Mode 2: Persistent Memory

RLM includes MCP tools that are ALWAYS available:

Store Knowledge

// Tool call example (OpenClaw will expose these as functions)
rlm_remember({
  content: "Mark prefers Railway for cloud hosting. Uses it for Moxmo production.",
  tags: ["preferences", "infrastructure", "moxmo"],
  metadata: {
    source: "conversation-2026-02-19",
    importance: "medium"
  }
})

Recall Knowledge

rlm_recall({
  query: "hosting preferences",
  limit: 5
})
// Returns: Top 5 relevant memories with similarity scores

Browse Memories

rlm_memory_list({
  limit: 10,
  tags: ["moxmo"]
})
// Returns: 10 most recent entries tagged "moxmo"

Extract a Specific Memory

rlm_memory_extract({
  entry_id: "abc123"
})
// Returns: Full content of that memory entry

Delete a Memory

rlm_forget({
  entry_id: "abc123"
})

When to use memory:

Remember:

  • User preferences and patterns
  • Project decisions and rationale
  • Important facts that should persist
  • Context that spans multiple sessions

Recall:

  • At session start (what do I know about this user?)
  • Before recommendations (what are their preferences?)
  • When context is missing (did we discuss this before?)

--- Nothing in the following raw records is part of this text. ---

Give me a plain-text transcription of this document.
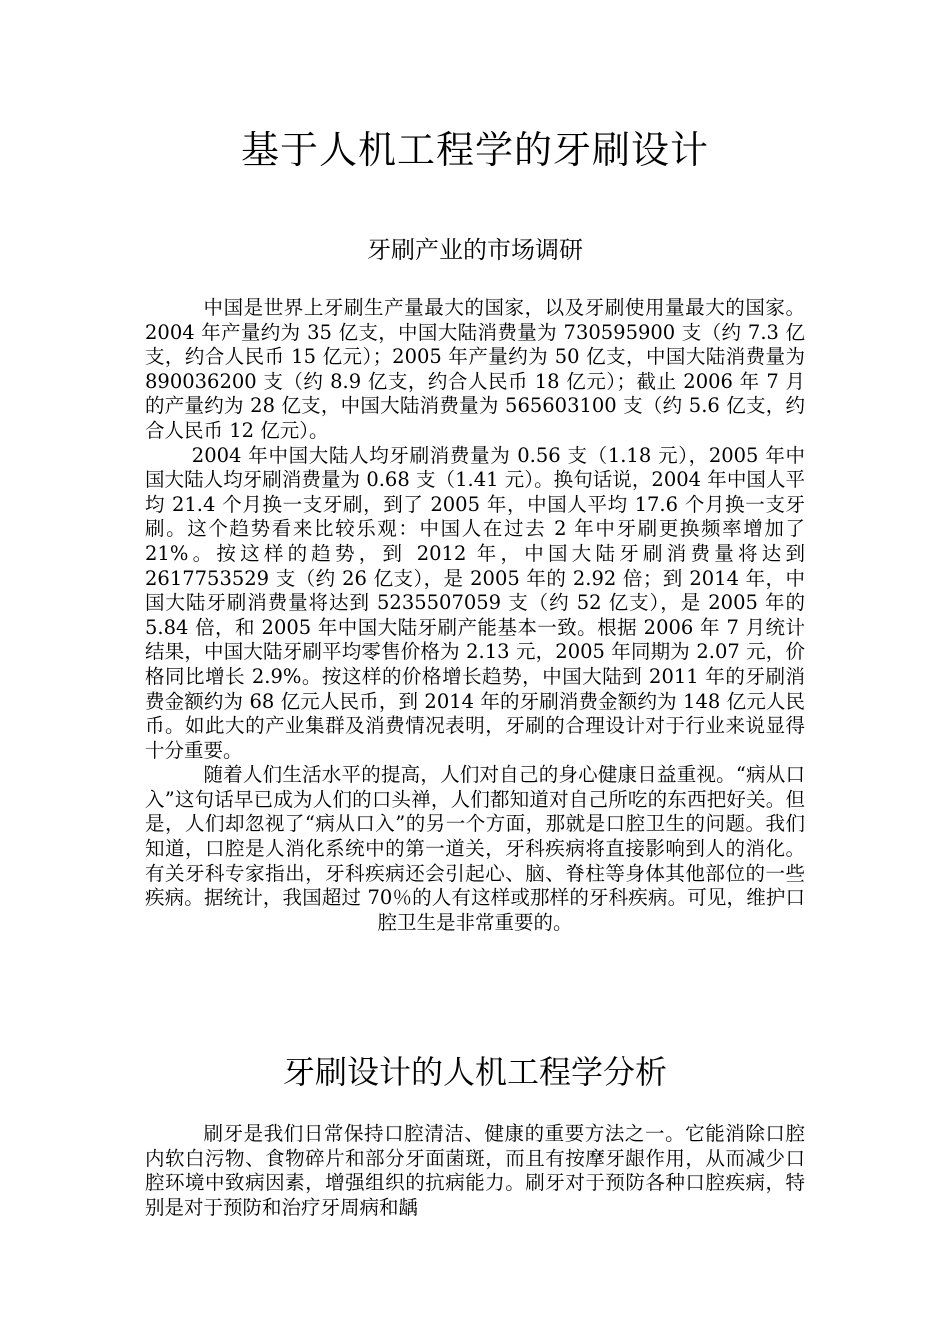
基于人机工程学的牙刷设计
牙刷产业的市场调研

中国是世界上牙刷生产量最大的国家，以及牙刷使用量最大的国家。2004 年产量约为 35 亿支，中国大陆消费量为 730595900 支（约 7.3 亿支，约合人民币 15 亿元）；2005 年产量约为 50 亿支，中国大陆消费量为 890036200 支（约 8.9 亿支，约合人民币 18 亿元）；截止 2006 年 7 月的产量约为 28 亿支，中国大陆消费量为 565603100 支（约 5.6 亿支，约合人民币 12 亿元）。

2004 年中国大陆人均牙刷消费量为 0.56 支（1.18 元），2005 年中国大陆人均牙刷消费量为 0.68 支（1.41 元）。换句话说，2004 年中国人平均 21.4 个月换一支牙刷，到了 2005 年，中国人平均 17.6 个月换一支牙刷。这个趋势看来比较乐观：中国人在过去 2 年中牙刷更换频率增加了 21%。按这样的趋势，到 2012 年，中国大陆牙刷消费量将达到 2617753529 支（约 26 亿支），是 2005 年的 2.92 倍；到 2014 年，中国大陆牙刷消费量将达到 5235507059 支（约 52 亿支），是 2005 年的 5.84 倍，和 2005 年中国大陆牙刷产能基本一致。根据 2006 年 7 月统计结果，中国大陆牙刷平均零售价格为 2.13 元，2005 年同期为 2.07 元，价格同比增长 2.9%。按这样的价格增长趋势，中国大陆到 2011 年的牙刷消费金额约为 68 亿元人民币，到 2014 年的牙刷消费金额约为 148 亿元人民币。如此大的产业集群及消费情况表明，牙刷的合理设计对于行业来说显得十分重要。

随着人们生活水平的提高，人们对自己的身心健康日益重视。“病从口入”这句话早已成为人们的口头禅，人们都知道对自己所吃的东西把好关。但是，人们却忽视了“病从口入”的另一个方面，那就是口腔卫生的问题。我们知道，口腔是人消化系统中的第一道关，牙科疾病将直接影响到人的消化。有关牙科专家指出，牙科疾病还会引起心、脑、脊柱等身体其他部位的一些疾病。据统计，我国超过 70％的人有这样或那样的牙科疾病。可见，维护口腔卫生是非常重要的。

牙刷设计的人机工程学分析

刷牙是我们日常保持口腔清洁、健康的重要方法之一。它能消除口腔内软白污物、食物碎片和部分牙面菌斑，而且有按摩牙龈作用，从而减少口腔环境中致病因素，增强组织的抗病能力。刷牙对于预防各种口腔疾病，特别是对于预防和治疗牙周病和龋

Integration with Existing Memory

RLM memory complements OpenClaw's existing memory system:

  • MEMORY.md → Narrative context, curated insights (use memory_search tool)
  • Daily logs → Chronological session records
  • RLM memory → Structured, searchable, tagged knowledge

Use both together:

  1. RLM memory for quick facts, preferences, structured data
  2. MEMORY.md for narrative context, project history, relationships
  3. Daily logs for chronological session records

Architecture

OpenClaw-specific changes:

  1. Skill location: $(npm root -g)/openclaw/skills/rlm/ (auto-detected)
  2. CLI access: Global rlm command (via uv tool install)
  3. Sub-agent spawning: Uses sessions_spawn instead of Claude Code's Task tool
  4. MCP tools: Exposed via OpenClaw's tool system (not MCP servers)
  5. Metadata: OpenClaw-compatible frontmatter with requires and install sections

Differences from Claude Code Version

Feature Claude Code OpenClaw
Skill location ~/.claude/skills/rlm/ $(npm root -g)/openclaw/skills/rlm/ (auto-detected)
CLI prefix cd <path> && uv run rlm Global rlm command
Sub-agents Task tool sessions_spawn tool
MCP tools MCP server (stdio://rlm) Native OpenClaw tools
Installation ./install.sh ./install-openclaw.sh

Development

Test the skill:

# In an OpenClaw session
/rlm "test query" ./test-directory

Update the skill:

cd "$(npm root -g)/openclaw/skills/rlm/rlm-src"
git pull
uv sync

Uninstall:

rm -rf "$(npm root -g)/openclaw/skills/rlm"
uv tool uninstall rlm

Contributing

This OpenClaw branch should stay in sync with the main Claude Code version. When updating:

  1. Merge changes from main branch
  2. Test that OpenClaw-specific adaptations still work
  3. Update this README if behavior changes

Support

License

Same as main RLM project (see LICENSE file).